Eric Weddle has been in the employ of the San Diego Chargers since 2007—a virtual lifetime in NFL years. In that time, he’s been named to five All-Pro teams. It’s the kind of resume that would earn a guy a little rope with most employers.
And yet, this is the NFL, where authority figures are self-serving and blind to common sense. And Weddle is the latest victim of a capricious NFL judgement.
Last week, the Chargers fined Weddle $10,000 for staying on the field during the halftime break of their December 20 game against the Dolphins. The 30-year-old safety had a decent reason for not sprinting off to the locker room with his teammates— his daughter was performing as a part of the halftime show. Also, the Chargers were up 23-0; it's not like he was missing some essential instruction.

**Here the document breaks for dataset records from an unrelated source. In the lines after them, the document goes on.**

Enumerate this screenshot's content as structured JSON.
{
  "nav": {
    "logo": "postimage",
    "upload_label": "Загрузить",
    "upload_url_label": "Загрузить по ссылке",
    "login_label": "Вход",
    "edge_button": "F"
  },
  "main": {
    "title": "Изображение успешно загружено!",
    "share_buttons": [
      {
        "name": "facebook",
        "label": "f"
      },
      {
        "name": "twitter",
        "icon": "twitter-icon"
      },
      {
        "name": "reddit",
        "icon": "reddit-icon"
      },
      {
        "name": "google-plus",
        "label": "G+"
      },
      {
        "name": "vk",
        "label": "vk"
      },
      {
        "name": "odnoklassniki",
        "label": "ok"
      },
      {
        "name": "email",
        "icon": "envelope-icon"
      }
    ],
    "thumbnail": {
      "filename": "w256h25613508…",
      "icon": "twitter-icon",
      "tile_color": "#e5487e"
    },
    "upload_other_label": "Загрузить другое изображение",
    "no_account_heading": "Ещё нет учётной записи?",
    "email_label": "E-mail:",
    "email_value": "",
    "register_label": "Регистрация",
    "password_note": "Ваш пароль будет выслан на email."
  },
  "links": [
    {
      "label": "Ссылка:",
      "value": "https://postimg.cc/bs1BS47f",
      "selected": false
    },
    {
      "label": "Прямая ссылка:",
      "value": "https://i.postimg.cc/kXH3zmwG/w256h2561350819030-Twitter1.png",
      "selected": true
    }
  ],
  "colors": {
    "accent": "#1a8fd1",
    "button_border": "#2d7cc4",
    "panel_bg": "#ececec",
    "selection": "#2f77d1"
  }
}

The problem, as the Chargers see it, was that Weddle didn’t ask permission to stay on the sideline. The team has a policy that requires players to return to the locker room at halftime and Weddle didn’t abide. This, coach Mike McCoy suggested, meant that Weddle had to be fined.
Nonsense. The Chargers could have easily cut Weddle a break considering the reason he violated team policy, not to mention his near decade of service, which has been remarkably consistent (93 starts in the lat 95 games) for a guy whose job description is "human missile."
Instead, they levied a fine and ended their relationship with Weddle on the sourest of notes, all while affirming that the NFL has no patience for players who are devoted to their family members, living or dead.